Les expériences de Giffard en 1852, celles de Dupuy de Lôme en 1872 ont nettement démontré qu'un aérostat allongé peut acquérir, sous impulsion d'une hélice, une vitesse propre au milieu de l'air qui l'environne ; que, si cette vitesse propre est supérieure à celle du vent, e'est-à-dire à celle de la masse d'air ou l'aérostat est plongé, celui-ci peut s'avancer contre le vent avec une vitesse égale à la différence entre sa vitesse propre et la vitesse du vent, exactement comme un bateau peut remonter un cours d'eau. Dans tous les cas, cette vitesse propre permet à l'aéronaute de ralentir son mouvement d'entraînement, d'accélérer sa marche dans la direction du vent et de l'écarter plus ou moins de cette direction ; mais la direction n'appartient réellement à l'aéronaute que si l'aérostat possède une vitesse propre, supérieure à celle du vent. Ce qui importe, c'est donc d'obtenir cette vitesse propre et la difficulté, c'est de trouver un moteur à la fois assez léger, assez puissant et assez exempt ds dangers pour les aéronautes. La machine à vapeur adoptée par Giffard ne conciliait qu'imparfaitement les deux premières conditions qui sont en quelque sorte contradictoires ; de plus, la variabilité du poids, par suite de l'usure du combustible, constituait un assez grave inconvénient ; enfin le foyer, placé au-dessous de l'énorme masse de gaz inflammable, est une menace continuelle d'incendie et d'explosion. La force musculaire substituée par Dupuy de Lôme à la force de la vapeur ne présente pas, il est vrai, un semblable danger, mais elle n'est suffisante qu'à la condition de charger la nacelle d'un grand nombre d'hommes et, par conséquent, d'un poids excessif par rapport à la puissance développée.
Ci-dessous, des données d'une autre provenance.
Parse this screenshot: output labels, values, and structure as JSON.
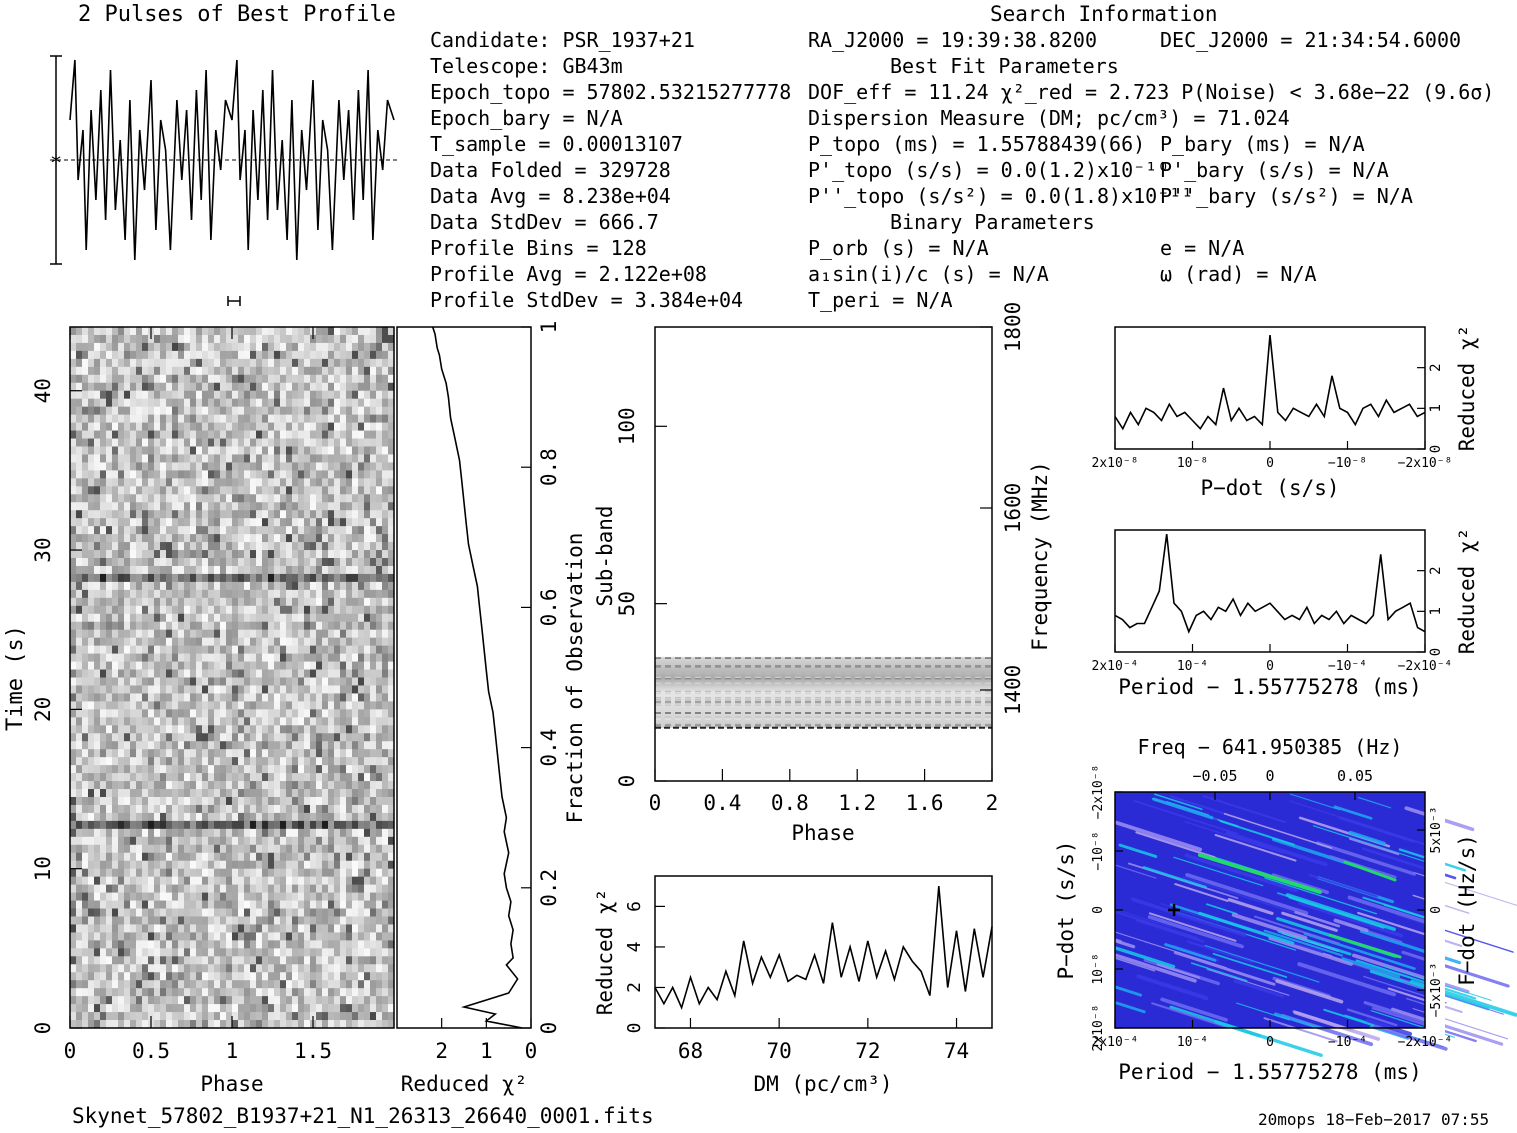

Il était naturel de demander à l'électricité la solution du problème. C'est ce qu'ont fait les aéronautes. Disons tout de suite que les résultats obtenus sont assez encourageants, mais ne sauraient être considérés comme suffisants et définitifs. Nous relaterons ici les seules tentatives fructueuses qui aient été faites : celles de MM. Tissandier, qui ont la priorité de date, et celles des capitaines Renard et Krebs, à qui appartient le dernier mot sur cette intéressante question. Nous signalerons cependant, malgré leur peu de succès, les expériences faites en Allemagne, à Charlottenbourg, le 11 février et le 2 mars 1882 par MM. Baumgarten et Wolfert. Leur aérostat était de forme allongée, relié à la nacelle par des tiges rigides et pourvu d'un moteur électrique, sans force ascensionnelle au départ, il montait et descendait sous l'impulsion d'une hélice à axe vertical et se dirigeait à l'aide d'une autre hélice à axe horizontal.
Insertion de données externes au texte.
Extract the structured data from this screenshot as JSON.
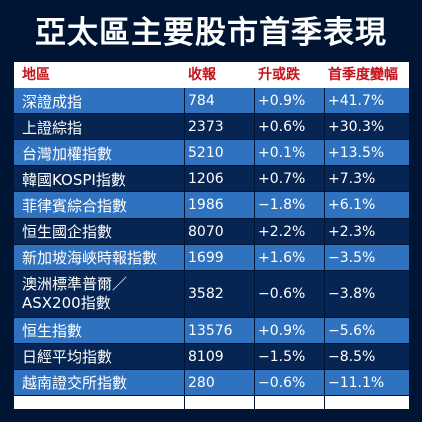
{
  "chart_data": {
    "type": "table",
    "title": "亞太區主要股市首季表現",
    "columns": [
      "地區",
      "收報",
      "升或跌",
      "首季度變幅"
    ],
    "rows": [
      [
        "深證成指",
        "784",
        "+0.9%",
        "+41.7%"
      ],
      [
        "上證綜指",
        "2373",
        "+0.6%",
        "+30.3%"
      ],
      [
        "台灣加權指數",
        "5210",
        "+0.1%",
        "+13.5%"
      ],
      [
        "韓國KOSPI指數",
        "1206",
        "+0.7%",
        "+7.3%"
      ],
      [
        "菲律賓綜合指數",
        "1986",
        "−1.8%",
        "+6.1%"
      ],
      [
        "恒生國企指數",
        "8070",
        "+2.2%",
        "+2.3%"
      ],
      [
        "新加坡海峽時報指數",
        "1699",
        "+1.6%",
        "−3.5%"
      ],
      [
        "澳洲標準普爾／ASX200指數",
        "3582",
        "−0.6%",
        "−3.8%"
      ],
      [
        "恒生指數",
        "13576",
        "+0.9%",
        "−5.6%"
      ],
      [
        "日經平均指數",
        "8109",
        "−1.5%",
        "−8.5%"
      ],
      [
        "越南證交所指數",
        "280",
        "−0.6%",
        "−11.1%"
      ]
    ]
  }
}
M. G. Tissandier présentait à l'Académie des sciences une note sur l'application des moteurs dynamo-électriques à la navigation aérienne ; le 22 janvier 1883, il en transmettait une seconde sur la construction d'un propulseur destiné à un aérostat allongé, dont le modèle en petit avait figuré, dès le mois précédent, à l'Exposition d'électricité. Le 8 octobre de la même année, il exécuta l'ascension qu'il préparait depuis deux ans.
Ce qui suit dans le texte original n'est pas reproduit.